O problema, como se vê, assume proporções inimagináveis, e mesmo as recentes medidas implementadas no ordenamento jurídico, ampliando o rol dos substitutivos penais, não propiciarão, a curto ou médio prazo, minimizar o quadro, a não ser com medidas que deverão ser equacionadas e postas urgentemente em prática. Para tal mister, a união de todas as forças envolvidas com a problemática da execução deverá se efetivar, com a coordenação de Encontro, por parte do Ministério da Justiça. Segmentos comunitários - Magistratura - OAB - Ministério Público, todos poderão traçar estratégias.

Na perspectiva fundamental, contudo, do caso que temos em mãos, não vemos condição de êxito à propositura efetivada pelo nobre Deputado. Louve-se sua preocupação, contudo, o Projeto carece de sustentação à luz do ordenamento jurídico, sob o manto constitucional e legal. Na essência, transfere-se ao particular a custódia do preso, hipótese com a qual não se pode compactuar.

Com efeito, enuncia o Projeto que as assim denominadas Casas de Correção, como se propõe, serão dirigidas por um Diretor Administrativo e por um Diretor de Execução Penal, aduzindo que em relação àquele não deverá ter qualquer vínculo com o serviço público. Quanto ao Diretor de Execução Penal, o vincula à Secretaria de Segurança Pública como “...responsável pela observância de todos os preceitos relativos ao condenado articulados no Código Penal”.
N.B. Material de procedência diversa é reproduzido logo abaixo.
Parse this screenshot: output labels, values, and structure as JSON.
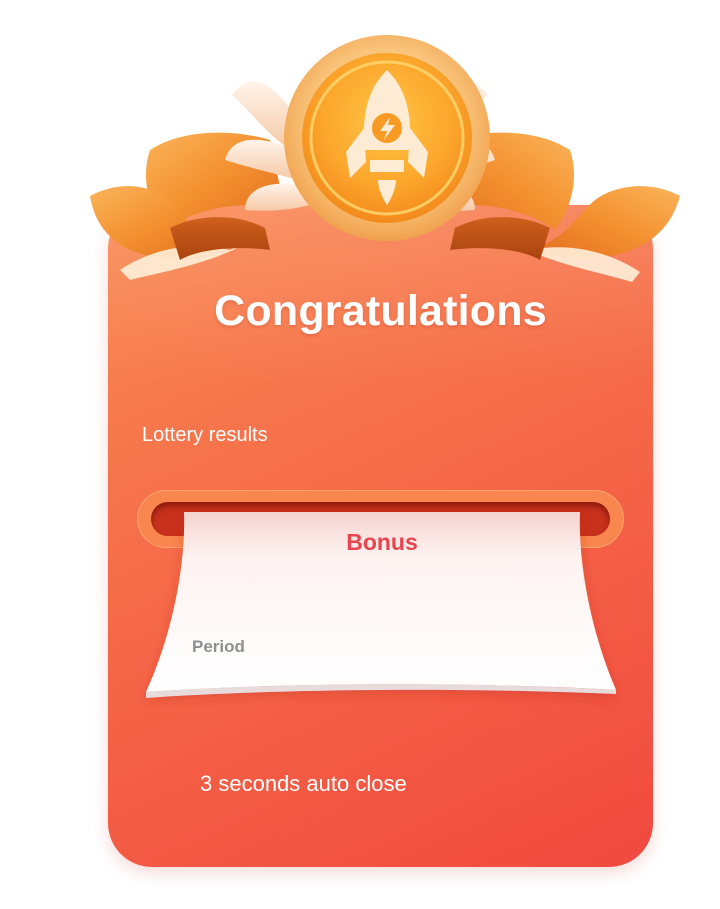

Nenhuma menção à Carta Magna à Lei de Execução Penal; nenhuma referência aos aspectos jurisdicionais que suscita a execução; omissão completa, por assim dizer, do ordenamento jurídico.
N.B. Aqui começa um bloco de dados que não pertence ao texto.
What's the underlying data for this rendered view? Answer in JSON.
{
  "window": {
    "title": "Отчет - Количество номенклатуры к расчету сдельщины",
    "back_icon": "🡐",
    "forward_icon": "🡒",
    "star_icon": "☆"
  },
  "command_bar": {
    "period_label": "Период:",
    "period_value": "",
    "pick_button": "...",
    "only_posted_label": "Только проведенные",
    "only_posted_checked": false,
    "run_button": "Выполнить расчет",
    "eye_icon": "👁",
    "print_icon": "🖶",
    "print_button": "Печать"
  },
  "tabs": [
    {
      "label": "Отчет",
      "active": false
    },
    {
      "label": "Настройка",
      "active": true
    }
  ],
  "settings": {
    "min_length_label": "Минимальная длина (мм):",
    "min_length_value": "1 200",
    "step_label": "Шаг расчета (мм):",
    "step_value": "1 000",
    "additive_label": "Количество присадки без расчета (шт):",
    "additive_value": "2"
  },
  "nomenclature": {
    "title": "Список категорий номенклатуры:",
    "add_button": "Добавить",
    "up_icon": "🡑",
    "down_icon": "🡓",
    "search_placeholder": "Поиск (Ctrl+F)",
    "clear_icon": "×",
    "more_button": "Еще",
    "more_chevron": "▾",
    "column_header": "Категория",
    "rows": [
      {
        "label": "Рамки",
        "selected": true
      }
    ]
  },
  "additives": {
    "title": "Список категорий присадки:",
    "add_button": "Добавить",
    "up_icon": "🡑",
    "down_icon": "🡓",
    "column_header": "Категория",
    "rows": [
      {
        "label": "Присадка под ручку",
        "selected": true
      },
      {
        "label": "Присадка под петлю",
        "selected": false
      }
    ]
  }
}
Consoante atrás alinhado, a questão atinente à eventual terceirização de serviços pode ser viabilizada. Para tanto há lei e dispensável, neste aspecto, qualquer reforma legislativa. Neste particular, através de experiência recente, o Estado do Paraná, em ação pioneira, a nosso ver, firmou contrato com empresa, através do qual vários serviços foram terceirizados, dentre os quais aqueles que dizem de perto com as atividades de execução material propriamente ditas (alimentação, vestuário, assistência médica, jurídica, odontológica, vigilância, etc.), permanecendo o Estado com a tutela do Estabelecimento (Penitenciária Industrial de Guarapuava), nos aspectos relacionados à Direção, segurança e controle da disciplina. Em nenhum momento as atividades jurisdicionais ou as de cunho administrativo judiciário, adotando a classificação proposta por Mirabete, foi afetada. De igual forma, criaram-se canteiros de trabalho junto à Penitenciária referida, possibilitando a atividade laborativa dos internos, mediante remuneração, viabilizados os instrumentos de locação de serviços dos internos, com o Fundo Penitenciário do Estado.

Ante tudo o que se expôs, parece-nos, com a devida venia, que a proposta apresentada encontra óbices, quer sob o aspecto constitucional quer legal, frente à Lei de Execução Penal, daí porque não enseja possa ser objeto de recomendação. Alvitra-se, pois, seja rejeitada a proposição de fls.4/6 pelas razões consignadas.

(Parecer oferecido pelo Conselheiro Maurício Kuehne e aprovado em sessão do Conselho Nacional de Política Criminal e Penitenciária realizada em Brasília, em 24 de abril de 2000.)